The dielectric constant of material ultimately decides the level of miniaturization in electronic devices based on capacitive components and the development of wireless communications technologies operating at microwave frequencies. Similar to well-known PZT type high k (dielectric constant) Ferroelectrics, Ti⁴⁺ ion doping is tried here in a novel Trirutile CoNb₂O₆ lattice as smaller Ti⁴⁺ can vibrate from its mean position in Trirutile octahedral resulting in the net polarization in the octahedral that can result in high k dielectricity and overall can turn Trirutile into a new family of ferroelectrics. Single phase Ti substituted Trirutile CoNb₂O₆ ceramic were synthesized for the first time by solid-state ceramic synthesis route and Phase purity and substitution of Ti⁴⁺ ions in CoNb₂O₆ Trirutile lattice was confirmed using Powder x-ray diffraction (XRD), Scanning Electron Microscope(SEM), and Energy Dispersive X-ray analysis (EDX), X-ray Photoelectron Spectroscopy (XPS).
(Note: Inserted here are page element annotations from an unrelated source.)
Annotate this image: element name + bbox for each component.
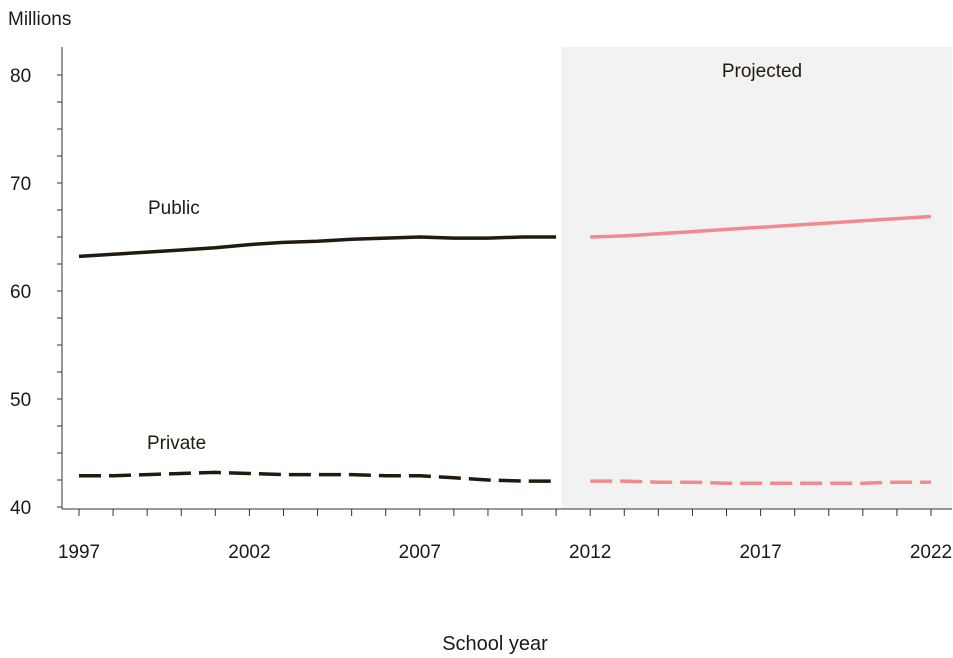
labels: Millions School year Projected Public Pr… (8, 9, 802, 655)
x-axis-title: School year (442, 633, 548, 655)
x-tick-label: 2017 (739, 542, 781, 563)
y-tick-label: 40 (10, 498, 31, 519)
series-line-private-actual (79, 470, 557, 483)
x-tick-label: 2012 (569, 542, 611, 563)
x-tick-label: 1997 (58, 542, 100, 563)
y-tick-label: 50 (10, 390, 31, 411)
y-axis-unit-label: Millions (8, 9, 71, 30)
projection-shade (561, 47, 952, 509)
y-tick-label: 60 (10, 282, 31, 303)
x-tick-label: 2002 (228, 542, 270, 563)
y-tick-label: 80 (10, 66, 31, 87)
series-line-private-projected (590, 479, 931, 485)
axes: 40 50 60 70 80 1997 2002 2007 2012 2017 2022 (10, 47, 952, 563)
series-label-public: Public (148, 198, 200, 219)
series-label-private: Private (147, 433, 206, 454)
projected-label: Projected (722, 61, 802, 82)
y-tick-label: 70 (10, 174, 31, 195)
series-line-public-projected (590, 214, 932, 239)
series-line-public-actual (78, 235, 557, 259)
x-tick-label: 2007 (399, 542, 441, 563)
series-lines (78, 214, 932, 485)
projection-region (561, 47, 952, 509)
x-tick-label: 2022 (910, 542, 952, 563)
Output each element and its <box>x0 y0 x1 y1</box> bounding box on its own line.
Both dielectric constant and dielectric loss were decreasing with increasing frequencies. Ti⁴⁺ substitution in the Trirutile CoNb₂O₆ lattice enhances the dielectric constant of the material. The dielectric constant (ɛ_r′) for CoNb₂O₆ was found to be 500, CoNb_1.95Ti_0.05O₆ is 700 and CoNb_1.9Ti_0.1O₆ is 14,000 respectively at 100 Hz frequency at 200 ^oC and then decreases, it clearly shows the relaxor type behavior. Samples also exhibit ferroelectric behavior with remnant polarization Pr and Vc at 50 Hz frequency equal to 0.05 µC/cm² and 8e + 03 V/cm for CoNb_1.95Ti_0.05O₆ and 0.05 µC/cm² and 10e + 03 V/cm for CoNb_1.9Ti_0.1O₆.